Not really, the quality would be the same as the same players are playing in both. Spain are World Champions and Barcelona are European Champions is there much difference there?
The difference between the two would probably be national pride and that the World Cup is such a big event that the whole world takes part in.
When you played for Australia in South Africa you became not only the first Hull City player to ever play in a World Cup but also the first ever Western Australian I believe. What was it like for you, personally, as a player, and as a representative of your country, to play against Germany and Serbia? In the end was it tough going out on goal difference?
It was a very proud moment, and one I will never forget, it’s such a great honour to represent your country. It was unfortunate that we didn’t get through as four years earlier on the same amount of points we progressed.
What do you feel about tactics?
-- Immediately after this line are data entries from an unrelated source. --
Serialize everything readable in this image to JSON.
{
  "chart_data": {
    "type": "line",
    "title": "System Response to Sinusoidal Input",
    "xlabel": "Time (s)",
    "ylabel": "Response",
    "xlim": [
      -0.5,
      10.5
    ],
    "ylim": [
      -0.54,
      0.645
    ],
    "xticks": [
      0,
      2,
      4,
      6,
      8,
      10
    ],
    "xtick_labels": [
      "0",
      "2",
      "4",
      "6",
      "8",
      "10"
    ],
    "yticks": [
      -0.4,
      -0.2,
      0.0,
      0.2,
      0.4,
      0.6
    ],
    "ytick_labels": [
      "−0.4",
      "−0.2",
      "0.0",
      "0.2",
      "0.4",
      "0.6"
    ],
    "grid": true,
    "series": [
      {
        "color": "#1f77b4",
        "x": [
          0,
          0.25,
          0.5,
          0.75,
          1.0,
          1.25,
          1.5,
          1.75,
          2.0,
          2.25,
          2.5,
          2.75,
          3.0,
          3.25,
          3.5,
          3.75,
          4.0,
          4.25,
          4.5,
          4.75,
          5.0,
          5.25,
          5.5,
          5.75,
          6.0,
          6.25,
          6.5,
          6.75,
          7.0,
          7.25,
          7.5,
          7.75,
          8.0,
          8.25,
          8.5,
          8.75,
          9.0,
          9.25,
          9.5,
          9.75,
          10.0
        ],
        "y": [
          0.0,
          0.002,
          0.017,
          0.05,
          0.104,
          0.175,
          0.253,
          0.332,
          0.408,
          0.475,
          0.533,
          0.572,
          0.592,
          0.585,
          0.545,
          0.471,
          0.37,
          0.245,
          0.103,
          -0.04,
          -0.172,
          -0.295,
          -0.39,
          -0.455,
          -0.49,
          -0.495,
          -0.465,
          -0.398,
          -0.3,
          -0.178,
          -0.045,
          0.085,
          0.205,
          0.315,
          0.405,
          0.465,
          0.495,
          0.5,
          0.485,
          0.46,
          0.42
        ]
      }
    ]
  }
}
Are they over-valued over players?
They go hand in hand.
In my opinion good tactics with average players can be just as effective as bad tactics with good players. The difference being you might get away with bad tactics occasionally with great players.
Agents always come in for bad publicity. Are they actually needed or are they an essential part of the game?
I think they are essential. As always you only hear about the bad, so the good agents get stuck with the tag also.
At 29, you have a good number of years ahead of you in the game. Do you ever think of life after football? What interests you? Is this something most players don’t like to think about until it happens, in case they take their eye off the game? (i.e like a boxer thinking about defeat)
It’s something that’s in the back of your mind, but for me I feel like I want to give all my attention and effort in to my playing. Personally I would like to coach or manage when I finish.
Some professionals actually grow to hate the sport when it becomes a job, because it can be monotonous combined with a Spartan lifestyle. Do you still love playing?
I do still love playing, but there have been times when I haven’t liked it so much.
For me the older I get, the more I love it.
When I was in my teens it sometimes felt like a job, and that was hard to deal with because you can lose your passion for it and that reflects in your performance.
Footballers have extremely short careers so do you think players owe it to themselves to play at the highest level possible or to make the most money possible? Does it go hand in hand or does there have to be a compromise?
It’s a fine balance and it can go hand in hand if you are a playing in a top league in Europe.
People only hear about the guys at the top earning millions and don’t hear much about guys in the lower leagues…
Sometimes you have to do what is in the best interest for you and your family.
What goals to you still have in mind? The Asian Football Championships in Australia in 2015? Brazil 2014? A coaching career?
I definitely want to play in the next World Cup and the Asian Champs.
Eventually when I retire from playing I would love the opportunity to coach. I feel like it would be something I would really enjoy.
Would you ever consider playing in the A-League?
Playing in Australia in front of friends and family would be fantastic.
So yes, I would love to go home and play at some stage.
Best of luck Richard, hope the injury heals well and you’re back playing soon.